The side room was constructed without one wall so as it could be used as the feeder. A low side was added to stop seed from falling out. Once completed it was bolted to the side of the lighthouse.
Step 5: Lighting
It can't be a lighthouse without a light!
I found a cheap gutter light in a supermarket some time back and thought it would be good for "some" project. It has a solar panel on one side and LEDs on the other. If you are a maker, you need to start collecting items that you see on sale or are very cheap as you will use them at some stage. My wife calls this hording but I think of it as my future project store...
The LEDs were removed from the housing and the connecting wires extended to allow the solar panel to be remote from the LEDs.
Since the LEDs had been removed from the housing, they were no longer waterproof. Masking tape was attached to the LED strip and silicon applied. When almost dry, remove the masking tape.
The solar panel was fitted in the location of the top window and the cables routed internally up to the lantern room. The other two windows were then painted on. These were the same size as the solar panel. While this was different to the door, as you don't see them at the same time, you don't notice the difference.
The LEDs were secured in the lighthouse and the final connections soldered.
Step 6: Mounting
My aim was to get the dovecote as high as possible whilst still being able to access the nesting areas with a ladder. The height was also set by the length of the 6x6 post that I already had in the shed!
The post was set in a concrete foundation. Supports were used to keep it plumb while the concrete set.
A base was added to the top of the post. This consisted of supporting elements and a circular piece of plywood that was cut using a router pivoted by a piece of wood.

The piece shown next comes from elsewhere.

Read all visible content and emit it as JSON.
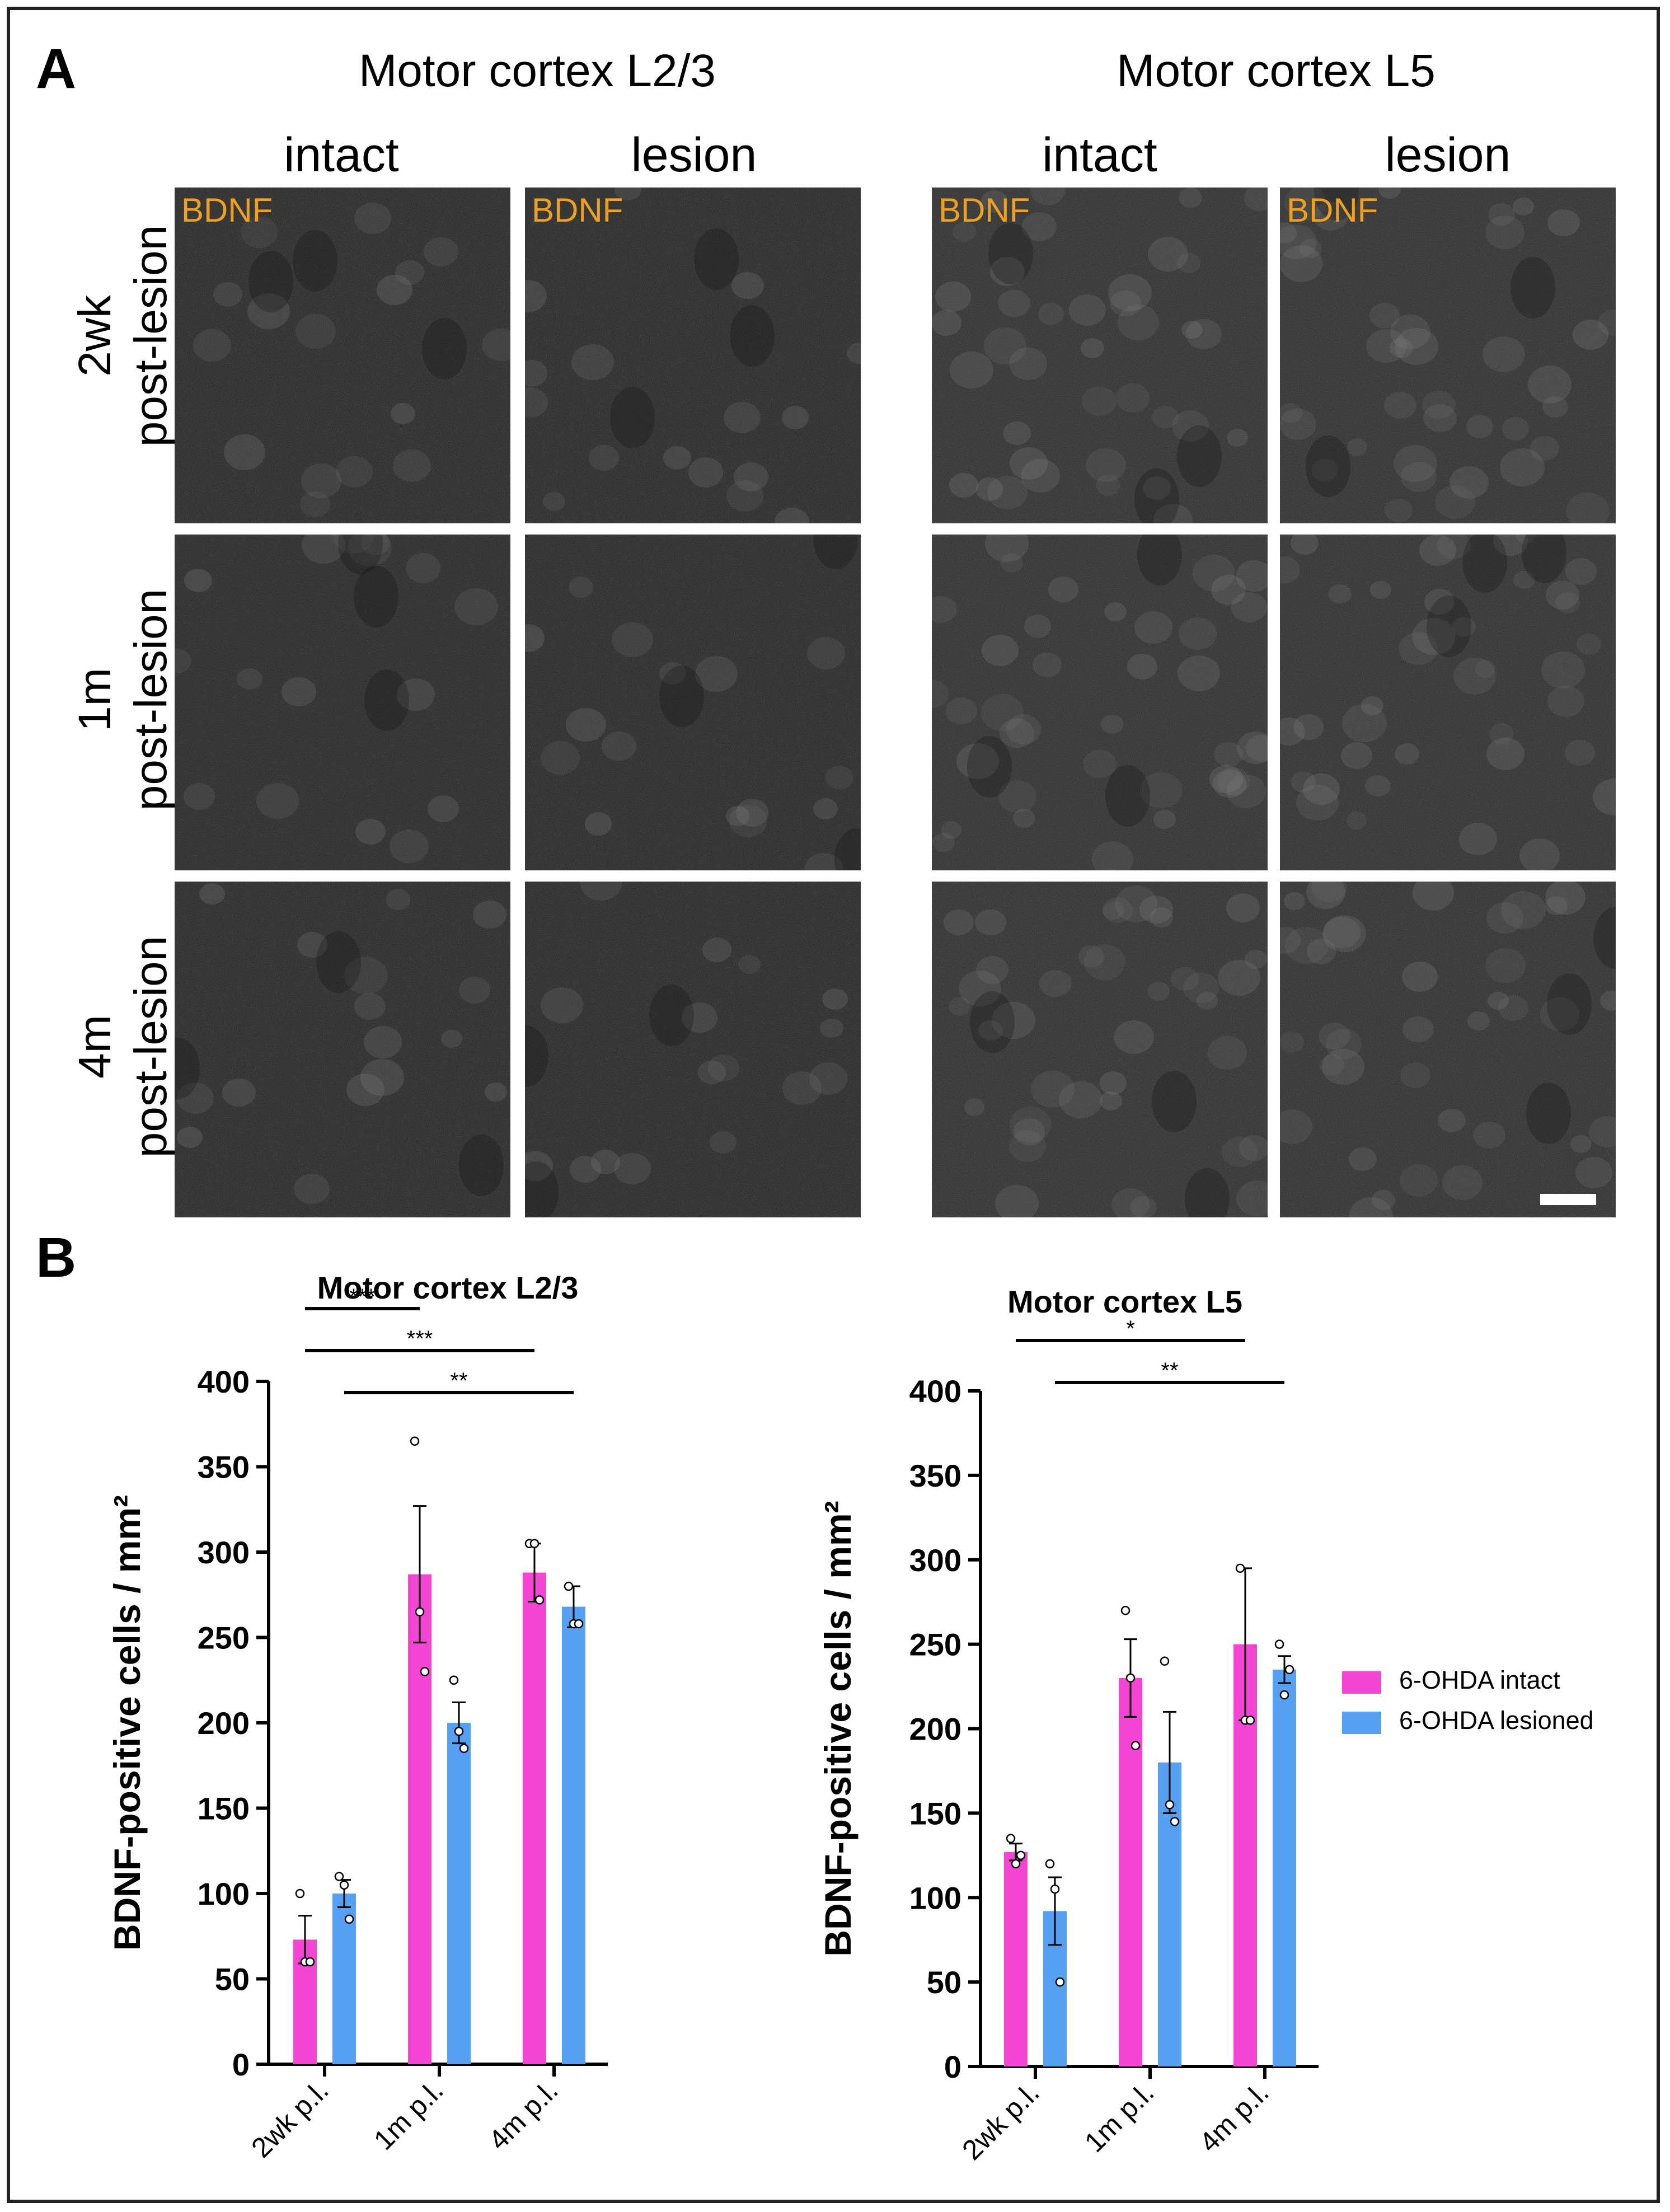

The round base was used to allow the orientation of the dovecote to be set once in place. I knew that I wanted the openings away from the prevailing wind but it was good to be able to adjust this. Once the dovecote was lifted into place, bolts were used to secure it.

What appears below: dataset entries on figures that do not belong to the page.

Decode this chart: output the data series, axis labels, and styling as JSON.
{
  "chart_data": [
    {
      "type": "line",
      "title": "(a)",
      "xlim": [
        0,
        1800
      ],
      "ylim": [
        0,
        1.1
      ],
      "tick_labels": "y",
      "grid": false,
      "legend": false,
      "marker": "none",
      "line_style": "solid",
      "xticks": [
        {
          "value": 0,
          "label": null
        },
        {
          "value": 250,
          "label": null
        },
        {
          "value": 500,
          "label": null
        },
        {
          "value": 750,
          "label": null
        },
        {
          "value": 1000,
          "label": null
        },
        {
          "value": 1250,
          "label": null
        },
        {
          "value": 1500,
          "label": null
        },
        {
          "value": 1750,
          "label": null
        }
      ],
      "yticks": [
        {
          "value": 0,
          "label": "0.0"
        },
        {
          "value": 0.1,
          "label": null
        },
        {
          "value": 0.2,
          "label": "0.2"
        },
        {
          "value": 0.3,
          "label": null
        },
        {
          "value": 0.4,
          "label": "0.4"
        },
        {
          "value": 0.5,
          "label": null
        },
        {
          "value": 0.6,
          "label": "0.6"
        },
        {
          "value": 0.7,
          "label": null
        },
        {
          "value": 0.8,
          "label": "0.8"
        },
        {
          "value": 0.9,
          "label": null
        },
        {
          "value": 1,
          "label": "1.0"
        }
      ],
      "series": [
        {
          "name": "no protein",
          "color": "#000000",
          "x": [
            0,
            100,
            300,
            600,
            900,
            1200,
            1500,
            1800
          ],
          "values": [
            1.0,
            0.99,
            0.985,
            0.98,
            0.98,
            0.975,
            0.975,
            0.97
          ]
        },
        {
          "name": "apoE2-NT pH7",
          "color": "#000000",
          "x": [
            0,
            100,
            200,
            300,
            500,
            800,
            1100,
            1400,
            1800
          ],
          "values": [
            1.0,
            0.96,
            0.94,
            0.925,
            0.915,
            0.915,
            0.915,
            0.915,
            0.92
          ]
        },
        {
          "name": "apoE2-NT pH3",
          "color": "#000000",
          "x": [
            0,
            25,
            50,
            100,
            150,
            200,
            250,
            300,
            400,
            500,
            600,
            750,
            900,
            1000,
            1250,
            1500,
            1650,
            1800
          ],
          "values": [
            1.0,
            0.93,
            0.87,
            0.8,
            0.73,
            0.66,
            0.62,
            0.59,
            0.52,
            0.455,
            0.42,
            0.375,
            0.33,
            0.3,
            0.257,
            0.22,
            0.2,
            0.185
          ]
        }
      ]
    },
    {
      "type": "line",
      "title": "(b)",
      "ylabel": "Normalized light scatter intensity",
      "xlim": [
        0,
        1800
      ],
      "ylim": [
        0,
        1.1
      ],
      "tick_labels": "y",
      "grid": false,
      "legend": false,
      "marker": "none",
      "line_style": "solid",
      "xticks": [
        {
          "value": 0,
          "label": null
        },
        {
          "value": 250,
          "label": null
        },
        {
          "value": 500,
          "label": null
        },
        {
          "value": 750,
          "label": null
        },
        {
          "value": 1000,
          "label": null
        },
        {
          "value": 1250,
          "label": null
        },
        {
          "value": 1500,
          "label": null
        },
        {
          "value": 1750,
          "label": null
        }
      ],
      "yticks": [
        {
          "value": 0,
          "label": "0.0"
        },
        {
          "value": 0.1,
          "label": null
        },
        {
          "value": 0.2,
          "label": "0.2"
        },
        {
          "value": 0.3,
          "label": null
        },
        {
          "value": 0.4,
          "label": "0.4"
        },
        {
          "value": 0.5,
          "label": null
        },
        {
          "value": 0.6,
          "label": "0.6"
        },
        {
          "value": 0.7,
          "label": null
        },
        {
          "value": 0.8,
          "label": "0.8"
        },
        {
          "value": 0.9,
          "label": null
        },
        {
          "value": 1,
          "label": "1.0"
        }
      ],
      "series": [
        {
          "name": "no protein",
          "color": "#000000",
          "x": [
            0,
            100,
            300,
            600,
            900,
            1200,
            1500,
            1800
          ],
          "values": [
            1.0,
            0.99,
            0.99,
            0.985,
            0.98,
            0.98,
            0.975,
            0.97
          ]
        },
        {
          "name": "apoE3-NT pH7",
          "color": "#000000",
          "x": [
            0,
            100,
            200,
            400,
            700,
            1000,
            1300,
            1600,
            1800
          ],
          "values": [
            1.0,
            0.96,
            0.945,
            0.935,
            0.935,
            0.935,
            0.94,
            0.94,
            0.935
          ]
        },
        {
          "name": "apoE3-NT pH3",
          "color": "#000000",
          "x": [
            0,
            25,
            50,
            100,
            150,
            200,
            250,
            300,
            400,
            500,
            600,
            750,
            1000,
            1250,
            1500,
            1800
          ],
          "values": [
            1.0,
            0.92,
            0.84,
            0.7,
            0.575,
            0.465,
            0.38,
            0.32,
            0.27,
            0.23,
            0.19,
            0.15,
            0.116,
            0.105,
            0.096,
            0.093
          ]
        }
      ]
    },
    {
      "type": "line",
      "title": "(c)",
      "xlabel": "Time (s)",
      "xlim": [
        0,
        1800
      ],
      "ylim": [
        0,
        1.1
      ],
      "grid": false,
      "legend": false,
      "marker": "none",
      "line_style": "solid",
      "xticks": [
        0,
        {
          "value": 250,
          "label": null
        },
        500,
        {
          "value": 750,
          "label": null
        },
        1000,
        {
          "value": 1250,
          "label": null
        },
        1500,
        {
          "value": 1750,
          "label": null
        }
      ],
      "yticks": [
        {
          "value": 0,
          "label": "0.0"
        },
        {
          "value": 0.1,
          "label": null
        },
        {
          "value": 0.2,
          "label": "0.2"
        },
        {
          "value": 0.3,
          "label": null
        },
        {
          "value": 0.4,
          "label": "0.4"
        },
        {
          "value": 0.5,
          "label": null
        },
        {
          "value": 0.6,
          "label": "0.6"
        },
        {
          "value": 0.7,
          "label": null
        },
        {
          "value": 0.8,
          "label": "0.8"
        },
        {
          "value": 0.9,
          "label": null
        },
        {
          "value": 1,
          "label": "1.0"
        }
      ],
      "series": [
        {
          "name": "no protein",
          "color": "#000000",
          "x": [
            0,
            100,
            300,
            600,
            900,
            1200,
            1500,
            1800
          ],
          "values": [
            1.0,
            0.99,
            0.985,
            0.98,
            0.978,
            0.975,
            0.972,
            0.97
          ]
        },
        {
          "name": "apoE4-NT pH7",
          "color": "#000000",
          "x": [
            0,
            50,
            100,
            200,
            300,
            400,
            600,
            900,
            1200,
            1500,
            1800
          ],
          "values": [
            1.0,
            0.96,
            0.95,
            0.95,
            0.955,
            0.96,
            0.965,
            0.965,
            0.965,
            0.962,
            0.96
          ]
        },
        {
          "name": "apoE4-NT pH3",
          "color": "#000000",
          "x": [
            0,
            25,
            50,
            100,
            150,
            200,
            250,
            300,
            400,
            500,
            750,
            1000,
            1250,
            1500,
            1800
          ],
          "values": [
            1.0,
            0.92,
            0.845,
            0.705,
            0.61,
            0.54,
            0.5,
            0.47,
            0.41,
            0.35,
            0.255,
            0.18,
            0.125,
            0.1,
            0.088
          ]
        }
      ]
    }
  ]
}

Step 7: Introducing the Pigeons
Introducing the pigeons to their new home was a little nerve wracking. If you don't time it right, the pigeons will return to where they started (there has to be a business model in that...).
Google research suggested that you should lock them in for four weeks, that you should lock them in for six weeks, that you should lock them in until they make a nest, that you should lock them in until eggs have hatched, etc. We decided to go with five weeks based on no scientific method, just that we didn't want to keep them in a small space for too long but also didn't want to lose them.

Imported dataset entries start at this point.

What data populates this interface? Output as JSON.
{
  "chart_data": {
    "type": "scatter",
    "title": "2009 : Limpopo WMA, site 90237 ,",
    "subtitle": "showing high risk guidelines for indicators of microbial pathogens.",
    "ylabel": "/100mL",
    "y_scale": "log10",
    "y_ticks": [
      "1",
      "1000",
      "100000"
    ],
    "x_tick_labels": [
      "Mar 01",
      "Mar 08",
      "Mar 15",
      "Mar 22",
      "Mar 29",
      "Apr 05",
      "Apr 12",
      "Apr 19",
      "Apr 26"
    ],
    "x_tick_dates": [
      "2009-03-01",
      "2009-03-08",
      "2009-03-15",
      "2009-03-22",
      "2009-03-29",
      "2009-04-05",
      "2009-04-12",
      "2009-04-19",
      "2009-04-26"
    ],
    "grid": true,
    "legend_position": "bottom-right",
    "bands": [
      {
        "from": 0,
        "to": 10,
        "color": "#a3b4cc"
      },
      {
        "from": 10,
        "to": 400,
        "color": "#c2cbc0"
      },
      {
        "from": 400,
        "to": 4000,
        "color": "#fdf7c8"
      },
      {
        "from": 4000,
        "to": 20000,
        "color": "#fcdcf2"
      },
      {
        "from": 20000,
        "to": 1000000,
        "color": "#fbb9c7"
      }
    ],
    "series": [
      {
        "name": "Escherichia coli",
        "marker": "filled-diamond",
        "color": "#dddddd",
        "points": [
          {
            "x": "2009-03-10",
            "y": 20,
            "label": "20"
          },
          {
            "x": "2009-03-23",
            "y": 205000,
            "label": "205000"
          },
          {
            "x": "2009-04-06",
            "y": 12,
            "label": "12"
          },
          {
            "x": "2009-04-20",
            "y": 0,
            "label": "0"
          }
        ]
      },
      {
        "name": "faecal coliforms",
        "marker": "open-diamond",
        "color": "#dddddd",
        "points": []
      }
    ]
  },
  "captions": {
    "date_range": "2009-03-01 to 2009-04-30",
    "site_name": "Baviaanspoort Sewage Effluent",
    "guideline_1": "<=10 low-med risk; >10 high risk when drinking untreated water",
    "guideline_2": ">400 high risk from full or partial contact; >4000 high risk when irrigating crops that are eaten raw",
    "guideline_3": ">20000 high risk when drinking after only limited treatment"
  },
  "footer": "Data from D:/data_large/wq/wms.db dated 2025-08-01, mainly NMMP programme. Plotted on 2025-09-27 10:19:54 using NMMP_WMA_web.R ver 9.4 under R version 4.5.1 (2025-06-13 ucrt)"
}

To maximise the space available while locked in, we left the lighthouse on a table next to the pole and attached the cage to the front of one level. This didn't given them a lot of room but it did provide perches as well as an easy way to provide food and water.
At the end of five weeks we locked the pigeons in the cage and mounted the lighthouse to the pole. We did this early evening so that we could lock the pigeons in overnight. With great trepedation the wire was removed in the morning. The five pigeons came out, circled the area briefly and then proceeded in a straight line back towards their previous location!! Disaster!
HOWEVER, two days later, three returned and have remained at their new home.
Step 8: Conclusion
This was a fun project to complete, made more so by the involvement of the whole family, from the initial design to digging the hole for the post to placing wagers on if the pigeons were going to stay, and if they might return.
In total, it took about two days to complete. This is longer than a square box dovecote but I was rewarded with friends from Halifax identifying what it was based on without prompting!
- When building based on a real object, determine the level of realism that you want and stick to it.
- Identify the key design elements of an object and incorporate them into your project.
- Use materials that you have on hand (reduce, reuse, recycle) but ensure that they are suitable for the task on hand.
- Involve your family in projects, everybody gets to learn and have fun!
- Three out of five pigeons ain't bad.